Громада серых учрежденческих зданий осталась у них за спиной. Дождь усиливается, но уже близко метро.

– Чего гадать – скоро выяснится.

– Неплохо бы, Митя, именно угадать – угадать и исправить. Нам надо быть начеку.

Родионцев ее дружеский знак отметил и оценил, однако интуитивно он чувствует, что недовольство Аглаи Андреевны распространяется все-таки больше на него, чем на Вику (если это не мнительность). Расставаясь, Аглая Андреевна была холодна, промолчала о будущей встрече, и с того дня не последовало ни единого телефонного звонка.

Наверное, есть лучшие способы сообщать, что с тобой отныне не водятся и что тебя разлюбили (что тобой недовольны), но им – Вике Журавлевой и Родионцеву – придется, вероятно, мириться с тем, что есть: с недосказанностью. В метро припоминаются мельчайшие подробности реплик Аглаи Андреевны, но, даже и дословно воспроизведя тот разговор, они никак не могут достичь следующего малоуловимого круга ее чувствований – круга, который Аглая Андреевна воплощает молчанием и неподвижностью своего красивого лица.

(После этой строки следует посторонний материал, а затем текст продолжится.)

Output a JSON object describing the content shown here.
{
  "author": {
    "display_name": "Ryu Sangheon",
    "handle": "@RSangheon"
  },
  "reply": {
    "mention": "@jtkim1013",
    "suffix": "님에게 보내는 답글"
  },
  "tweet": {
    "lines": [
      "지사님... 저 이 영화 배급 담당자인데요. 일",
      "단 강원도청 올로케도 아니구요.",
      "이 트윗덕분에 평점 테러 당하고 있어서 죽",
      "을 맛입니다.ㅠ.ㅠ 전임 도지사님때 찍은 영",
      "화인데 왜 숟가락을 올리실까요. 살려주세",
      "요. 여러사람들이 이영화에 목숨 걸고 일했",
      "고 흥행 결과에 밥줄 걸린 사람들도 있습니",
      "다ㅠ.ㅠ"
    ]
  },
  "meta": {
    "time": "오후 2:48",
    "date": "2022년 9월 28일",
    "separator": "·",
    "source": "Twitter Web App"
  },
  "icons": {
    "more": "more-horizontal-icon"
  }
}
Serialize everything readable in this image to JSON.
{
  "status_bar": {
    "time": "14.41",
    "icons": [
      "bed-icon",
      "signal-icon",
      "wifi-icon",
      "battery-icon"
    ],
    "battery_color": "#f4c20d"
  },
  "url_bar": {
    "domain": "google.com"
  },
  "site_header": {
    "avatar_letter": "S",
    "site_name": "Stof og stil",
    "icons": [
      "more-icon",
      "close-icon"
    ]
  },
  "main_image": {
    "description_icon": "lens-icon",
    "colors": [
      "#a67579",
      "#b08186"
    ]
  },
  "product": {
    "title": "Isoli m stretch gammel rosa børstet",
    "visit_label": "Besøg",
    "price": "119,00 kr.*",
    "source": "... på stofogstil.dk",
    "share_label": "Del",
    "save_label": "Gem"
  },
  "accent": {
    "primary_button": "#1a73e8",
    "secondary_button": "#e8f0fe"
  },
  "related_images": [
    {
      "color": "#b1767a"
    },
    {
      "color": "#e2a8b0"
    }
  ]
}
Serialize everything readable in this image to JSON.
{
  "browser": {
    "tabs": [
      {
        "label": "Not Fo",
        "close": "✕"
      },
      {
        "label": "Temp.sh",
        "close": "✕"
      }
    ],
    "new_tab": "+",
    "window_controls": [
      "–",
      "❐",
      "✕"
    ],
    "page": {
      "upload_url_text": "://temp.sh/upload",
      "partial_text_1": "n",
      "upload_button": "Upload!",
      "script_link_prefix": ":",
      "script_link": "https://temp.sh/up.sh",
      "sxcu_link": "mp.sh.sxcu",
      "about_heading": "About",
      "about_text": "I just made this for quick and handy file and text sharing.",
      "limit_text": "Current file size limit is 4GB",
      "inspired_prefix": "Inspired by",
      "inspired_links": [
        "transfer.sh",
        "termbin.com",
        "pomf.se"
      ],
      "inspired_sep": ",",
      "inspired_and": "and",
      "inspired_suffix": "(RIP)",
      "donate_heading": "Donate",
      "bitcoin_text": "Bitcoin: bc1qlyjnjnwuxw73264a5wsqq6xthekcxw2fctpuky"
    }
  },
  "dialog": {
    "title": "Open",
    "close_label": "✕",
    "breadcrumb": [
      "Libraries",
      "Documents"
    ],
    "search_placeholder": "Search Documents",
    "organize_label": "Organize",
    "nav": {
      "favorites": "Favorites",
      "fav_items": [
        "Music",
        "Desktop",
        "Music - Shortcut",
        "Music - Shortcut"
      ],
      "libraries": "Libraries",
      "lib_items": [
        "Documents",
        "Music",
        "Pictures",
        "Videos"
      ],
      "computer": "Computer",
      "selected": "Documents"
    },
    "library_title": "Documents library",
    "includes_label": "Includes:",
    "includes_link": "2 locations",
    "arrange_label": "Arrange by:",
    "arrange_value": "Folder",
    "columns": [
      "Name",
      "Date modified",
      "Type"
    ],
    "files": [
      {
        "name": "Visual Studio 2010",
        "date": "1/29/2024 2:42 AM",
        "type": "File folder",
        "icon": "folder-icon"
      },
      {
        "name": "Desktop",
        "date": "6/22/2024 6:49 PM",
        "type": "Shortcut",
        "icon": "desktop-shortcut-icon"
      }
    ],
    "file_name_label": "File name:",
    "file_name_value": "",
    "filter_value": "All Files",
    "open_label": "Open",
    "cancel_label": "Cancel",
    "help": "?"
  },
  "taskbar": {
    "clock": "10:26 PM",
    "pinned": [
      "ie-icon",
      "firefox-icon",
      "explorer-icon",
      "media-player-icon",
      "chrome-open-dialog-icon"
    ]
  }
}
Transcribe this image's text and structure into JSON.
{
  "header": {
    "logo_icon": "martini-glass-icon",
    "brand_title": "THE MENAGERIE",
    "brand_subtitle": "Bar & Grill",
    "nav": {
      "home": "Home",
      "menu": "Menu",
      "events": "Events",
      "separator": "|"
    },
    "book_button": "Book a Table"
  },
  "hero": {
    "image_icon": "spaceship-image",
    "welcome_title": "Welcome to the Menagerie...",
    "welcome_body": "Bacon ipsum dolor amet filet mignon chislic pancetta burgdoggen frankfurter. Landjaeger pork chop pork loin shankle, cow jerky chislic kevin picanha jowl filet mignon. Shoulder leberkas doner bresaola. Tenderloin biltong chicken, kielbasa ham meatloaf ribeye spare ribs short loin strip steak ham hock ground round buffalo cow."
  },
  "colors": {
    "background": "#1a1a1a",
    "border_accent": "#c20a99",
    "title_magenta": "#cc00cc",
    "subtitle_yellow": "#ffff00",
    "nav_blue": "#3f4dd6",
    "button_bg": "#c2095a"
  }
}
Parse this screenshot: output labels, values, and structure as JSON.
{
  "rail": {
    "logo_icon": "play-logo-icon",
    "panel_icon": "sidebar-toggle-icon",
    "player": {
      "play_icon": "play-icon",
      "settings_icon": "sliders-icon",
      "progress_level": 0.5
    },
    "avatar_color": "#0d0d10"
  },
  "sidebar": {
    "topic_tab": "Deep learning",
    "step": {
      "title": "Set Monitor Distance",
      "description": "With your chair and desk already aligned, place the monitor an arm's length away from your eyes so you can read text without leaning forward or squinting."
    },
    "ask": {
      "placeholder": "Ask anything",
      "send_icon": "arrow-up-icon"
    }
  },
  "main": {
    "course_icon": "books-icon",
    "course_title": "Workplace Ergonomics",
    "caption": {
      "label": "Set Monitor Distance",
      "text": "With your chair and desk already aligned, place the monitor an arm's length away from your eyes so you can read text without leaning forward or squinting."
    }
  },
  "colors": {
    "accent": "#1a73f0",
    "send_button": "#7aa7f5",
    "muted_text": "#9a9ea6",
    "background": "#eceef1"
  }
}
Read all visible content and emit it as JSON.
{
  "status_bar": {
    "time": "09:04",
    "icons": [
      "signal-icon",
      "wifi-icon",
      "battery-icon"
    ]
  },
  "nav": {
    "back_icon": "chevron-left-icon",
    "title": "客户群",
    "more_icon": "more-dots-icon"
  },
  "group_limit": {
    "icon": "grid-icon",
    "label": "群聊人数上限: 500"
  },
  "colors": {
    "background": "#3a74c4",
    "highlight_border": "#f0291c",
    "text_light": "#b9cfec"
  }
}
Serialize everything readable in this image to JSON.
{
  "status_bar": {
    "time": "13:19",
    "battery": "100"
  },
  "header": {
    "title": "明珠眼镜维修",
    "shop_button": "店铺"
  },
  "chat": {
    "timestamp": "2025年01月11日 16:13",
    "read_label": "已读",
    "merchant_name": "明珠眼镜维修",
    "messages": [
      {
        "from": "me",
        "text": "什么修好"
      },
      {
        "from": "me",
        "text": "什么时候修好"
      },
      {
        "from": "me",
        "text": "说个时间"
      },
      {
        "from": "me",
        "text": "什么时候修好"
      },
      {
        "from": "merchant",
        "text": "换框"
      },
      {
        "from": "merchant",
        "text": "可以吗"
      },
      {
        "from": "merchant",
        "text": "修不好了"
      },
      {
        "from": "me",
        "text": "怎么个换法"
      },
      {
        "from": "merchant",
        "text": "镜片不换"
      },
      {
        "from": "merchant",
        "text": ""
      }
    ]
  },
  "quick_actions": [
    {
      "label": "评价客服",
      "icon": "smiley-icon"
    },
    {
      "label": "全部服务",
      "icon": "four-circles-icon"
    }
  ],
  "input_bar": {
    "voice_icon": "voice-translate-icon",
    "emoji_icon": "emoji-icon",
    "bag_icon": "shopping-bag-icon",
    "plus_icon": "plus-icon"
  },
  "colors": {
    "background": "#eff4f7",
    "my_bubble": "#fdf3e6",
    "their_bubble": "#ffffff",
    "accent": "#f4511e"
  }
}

То ли расположение окон таково, что света через них вбирается много, то ли Аглая Андреевна звала их пить чай в самые солнечные дни, но это и впрямь непонятно и почти мистика: здесь у нее не бывает непогоды. Приемная директора в такой час особенно просторна и заливаема солнцем – закатным, нестрастным, мягким, но обильным. Шторы раздвинуты до предела, в креслах уютно, а над дымчатым фарфоровым чайником, только что внесенным и зазывно стоящим на подносе, клубится легкий парок.

Комнатных цветов в приемной нет, лишь один-единственный: старая, пожившая роза. Когда в приемной наводили достойный начальства лоск и все хоть чуточку мещанское изгоняли, розу оставили за то, что цвела беспрерывно: на ветке близко к корням вспыхивал бутон, и на другой, на третьей, на пятой, затем огонь перекидывался на ветки среднего яруса, а на смену им зацветала уже и вся вершина. У могучего и, вероятно, предельно истощенного растения без цветка не было буквально ни дня. Красивая старостью (аристократ, уцелевший и выживший), роза без всякого труда сделалась достойна солнечной приемной и ее хозяйки – Аглаи Андреевны, а в их общем чаепитии именно роза была четвертым и тоже обязательным персонажем.

Он, Родионцев, всегда сидел в кресле, что ближе к окну, а Вика – в том, что в глубине. А за столом сидела Аглая Андреевна, секретарь директора, с царственно-неприступной и одновременно доброй улыбкой. (Красивые глаза. Ухоженное крупное тело. Два дорогих кольца, изредка сигарета. А на столе – чашка с дымящимся чаем.) С утра кипели деловые страсти, и, если позволительно сравнивать людей их «Техпроекта» с муравьями, здесь была вершина огромного муравейника. И лишь к концу – часам к пяти-шести – муравьиная жизнь стихала, директор уходил, и Аглая Андреевна позволяла себе немного расслабиться.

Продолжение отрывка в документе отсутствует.